Crack! Crack! heard the familiar music of the dog whip, the whining howl of the Malemutes, and the crunch of a sled as it drew up to the cabin. Conversation languished while they waited the issue.

‘An old-timer; cares for his dogs and then himself,’ whispered Malemute Kid to Prince as they listened to the snapping jaws and the wolfish snarls and yelps of pain which proclaimed to their practiced ears that the stranger was beating back their dogs while he fed his own.

Then came the expected knock, sharp and confident, and the stranger entered. Dazzled by the light, he hesitated a moment at the door, giving to all a chance for scrutiny. He was a striking personage, and a most picturesque one, in his Arctic dress of wool and fur. Standing six foot two or three, with proportionate breadth of shoulders and depth of chest, his smooth-shaven face nipped by the cold to a gleaming pink, his long lashes and eyebrows white with ice, and the ear and neck flaps of his great wolfskin cap loosely raised, he seemed, of a verity, the Frost King, just stepped in out of the night. Clasped outside his Mackinaw jacket, a beaded belt held two large Colt’s revolvers and a hunting knife, while he carried, in addition to the inevitable dog whip, a smokeless rifle of the largest bore and latest pattern. As he came forward, for all his step was firm and elastic, they could see that fatigue bore heavily upon him.

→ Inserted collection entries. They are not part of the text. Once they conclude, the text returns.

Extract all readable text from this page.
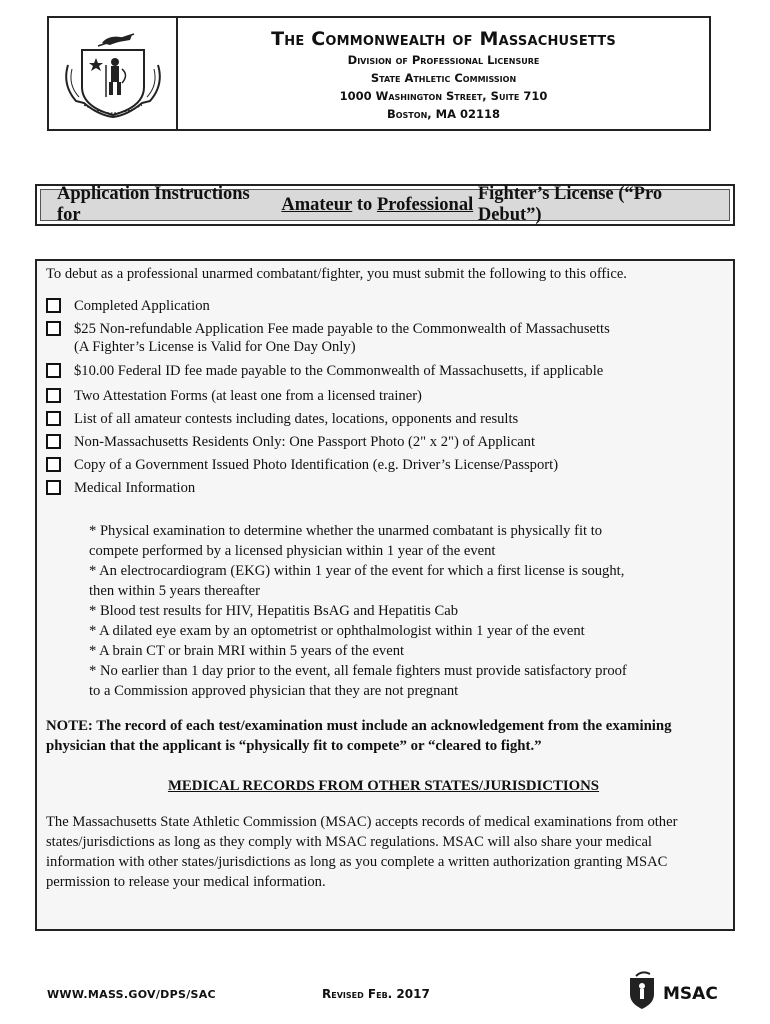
The Commonwealth of Massachusetts
Division of Professional Licensure
State Athletic Commission
1000 Washington Street, Suite 710
Boston, MA 02118
Application Instructions for

Amateur
to
Professional

Fighter’s License (“Pro Debut”)
To debut as a professional unarmed combatant/fighter, you must submit the following to this office.
Completed Application
$25 Non-refundable Application Fee made payable to the Commonwealth of Massachusetts
(A Fighter’s License is Valid for One Day Only)
$10.00 Federal ID fee made payable to the Commonwealth of Massachusetts, if applicable
Two Attestation Forms (at least one from a licensed trainer)
List of all amateur contests including dates, locations, opponents and results
Non-Massachusetts Residents Only: One Passport Photo (2" x 2") of Applicant
Copy of a Government Issued Photo Identification (e.g. Driver’s License/Passport)
Medical Information
* Physical examination to determine whether the unarmed combatant is physically fit to
compete performed by a licensed physician within 1 year of the event
* An electrocardiogram (EKG) within 1 year of the event for which a first license is sought,
then within 5 years thereafter
* Blood test results for HIV, Hepatitis BsAG and Hepatitis Cab
* A dilated eye exam by an optometrist or ophthalmologist within 1 year of the event
* A brain CT or brain MRI within 5 years of the event
* No earlier than 1 day prior to the event, all female fighters must provide satisfactory proof
to a Commission approved physician that they are not pregnant
NOTE: The record of each test/examination must include an acknowledgement from the examining physician that the applicant is “physically fit to compete” or “cleared to fight.”
MEDICAL RECORDS FROM OTHER STATES/JURISDICTIONS
The Massachusetts State Athletic Commission (MSAC) accepts records of medical examinations from other states/jurisdictions as long as they comply with MSAC regulations. MSAC will also share your medical information with other states/jurisdictions as long as you complete a written authorization granting MSAC permission to release your medical information.
WWW.MASS.GOV/DPS/SAC	Revised Feb. 2017	MSAC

An awkward silence had fallen, but his hearty ‘What cheer, my lads?’ put them quickly at ease, and the next instant Malemute Kid and he had gripped hands. Though they had never met, each had heard of the other, and the recognition was mutual. A sweeping introduction and a mug of punch were forced upon him before he could explain his errand.

How long since that basket sled, with three men and eight dogs, passed?’ he asked.

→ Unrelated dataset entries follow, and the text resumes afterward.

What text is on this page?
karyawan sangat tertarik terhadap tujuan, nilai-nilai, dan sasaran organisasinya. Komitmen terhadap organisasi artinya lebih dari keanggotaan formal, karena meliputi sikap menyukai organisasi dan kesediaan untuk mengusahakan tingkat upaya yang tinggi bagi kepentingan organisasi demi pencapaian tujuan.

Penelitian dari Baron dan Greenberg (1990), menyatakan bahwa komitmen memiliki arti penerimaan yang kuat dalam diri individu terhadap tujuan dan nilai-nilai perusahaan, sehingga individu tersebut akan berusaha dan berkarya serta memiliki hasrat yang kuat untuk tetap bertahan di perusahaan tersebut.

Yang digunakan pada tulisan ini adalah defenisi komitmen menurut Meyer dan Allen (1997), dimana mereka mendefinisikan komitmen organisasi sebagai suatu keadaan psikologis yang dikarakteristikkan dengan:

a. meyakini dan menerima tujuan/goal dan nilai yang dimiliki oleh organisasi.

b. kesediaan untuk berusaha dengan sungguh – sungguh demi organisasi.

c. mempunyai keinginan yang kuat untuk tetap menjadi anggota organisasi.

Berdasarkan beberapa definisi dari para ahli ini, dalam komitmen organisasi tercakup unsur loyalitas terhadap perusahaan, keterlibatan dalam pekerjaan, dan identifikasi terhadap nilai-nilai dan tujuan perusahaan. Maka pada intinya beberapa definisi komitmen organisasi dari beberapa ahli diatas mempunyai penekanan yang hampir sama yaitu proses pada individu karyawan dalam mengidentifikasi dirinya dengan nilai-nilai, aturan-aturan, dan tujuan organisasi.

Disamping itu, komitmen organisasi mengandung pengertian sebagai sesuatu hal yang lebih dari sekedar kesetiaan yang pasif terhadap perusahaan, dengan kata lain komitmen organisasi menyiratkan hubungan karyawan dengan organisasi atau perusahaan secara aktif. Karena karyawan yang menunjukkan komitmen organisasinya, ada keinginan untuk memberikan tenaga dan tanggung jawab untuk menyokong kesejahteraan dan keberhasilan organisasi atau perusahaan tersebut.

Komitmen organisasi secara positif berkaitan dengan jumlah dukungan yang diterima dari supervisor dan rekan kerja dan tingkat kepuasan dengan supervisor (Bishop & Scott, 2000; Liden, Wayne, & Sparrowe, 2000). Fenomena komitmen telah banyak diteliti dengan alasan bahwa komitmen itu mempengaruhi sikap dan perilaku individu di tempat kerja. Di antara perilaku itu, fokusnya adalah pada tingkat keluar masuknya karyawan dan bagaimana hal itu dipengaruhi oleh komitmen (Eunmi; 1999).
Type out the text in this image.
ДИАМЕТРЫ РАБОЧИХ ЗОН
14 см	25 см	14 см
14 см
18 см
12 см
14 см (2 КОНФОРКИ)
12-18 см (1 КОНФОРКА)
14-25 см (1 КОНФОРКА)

‘An even two days ahead. Are you after them?’

‘Yes; my team. Run them off under my very nose, the cusses. I’ve gained two days on them already-pick them up on the next run.’

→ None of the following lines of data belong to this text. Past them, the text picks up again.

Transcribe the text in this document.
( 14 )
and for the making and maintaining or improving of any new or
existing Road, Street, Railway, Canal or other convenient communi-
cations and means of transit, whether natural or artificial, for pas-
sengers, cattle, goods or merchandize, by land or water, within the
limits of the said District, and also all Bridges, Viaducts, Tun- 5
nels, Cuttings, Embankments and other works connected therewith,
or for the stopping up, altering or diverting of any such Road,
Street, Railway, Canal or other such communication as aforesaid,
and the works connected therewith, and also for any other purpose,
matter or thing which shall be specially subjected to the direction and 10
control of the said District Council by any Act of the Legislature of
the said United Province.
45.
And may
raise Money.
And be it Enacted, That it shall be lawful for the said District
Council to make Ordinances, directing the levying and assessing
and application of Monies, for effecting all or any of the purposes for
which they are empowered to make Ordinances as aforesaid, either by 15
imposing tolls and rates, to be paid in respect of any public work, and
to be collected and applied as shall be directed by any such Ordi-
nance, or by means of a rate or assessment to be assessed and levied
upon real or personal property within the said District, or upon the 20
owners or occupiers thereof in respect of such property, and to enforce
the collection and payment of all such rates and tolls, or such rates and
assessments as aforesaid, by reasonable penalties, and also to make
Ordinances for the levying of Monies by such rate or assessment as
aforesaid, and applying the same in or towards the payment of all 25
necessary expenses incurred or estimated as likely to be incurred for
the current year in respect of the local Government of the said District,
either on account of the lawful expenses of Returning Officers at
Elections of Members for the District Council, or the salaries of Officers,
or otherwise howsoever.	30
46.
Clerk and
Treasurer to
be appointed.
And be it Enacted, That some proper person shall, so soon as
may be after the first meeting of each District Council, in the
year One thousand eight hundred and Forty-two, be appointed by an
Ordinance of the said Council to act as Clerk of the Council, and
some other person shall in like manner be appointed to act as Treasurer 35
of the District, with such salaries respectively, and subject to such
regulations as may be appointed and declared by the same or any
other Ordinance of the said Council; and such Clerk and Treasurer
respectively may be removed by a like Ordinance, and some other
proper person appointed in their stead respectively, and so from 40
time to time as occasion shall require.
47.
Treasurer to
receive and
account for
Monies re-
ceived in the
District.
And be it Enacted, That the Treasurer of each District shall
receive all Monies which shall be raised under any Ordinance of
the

‘Reckon they’ll show spunk?’ asked Belden, in order to keep up the conversation, for Malemute Kid already had the coffeepot on and was busily frying bacon and moose meat.

The stranger significantly tapped his revolvers.

‘When’d yeh leave Dawson?’

‘Twelve o’clock.’

‘Last night?’- as a matter of course.

‘Today.’

A murmur of surprise passed round the circle. And well it might; for it was just midnight, and seventy-five miles of rough river trail was not to be sneered at for a twelve hours’ run.

The talk soon became impersonal, however, harking back to the trails of childhood. As the young stranger ate of the rude fare Malemute Kid attentively studied his face. Nor was he long in deciding that it was fair, honest, and open, and that he liked it. Still youthful, the lines had been firmly traced by toil and hardship. Though genial in conversation, and mild when at rest, the blue eyes gave promise of the hard steel-glitter which comes when called into action, especially against odds. The heavy jaw and square-cut chin demonstrated rugged pertinacity and indomitability. Nor, though the attributes of the lion were there, was there wanting the certain softness, the hint of womanliness, which bespoke the emotional nature.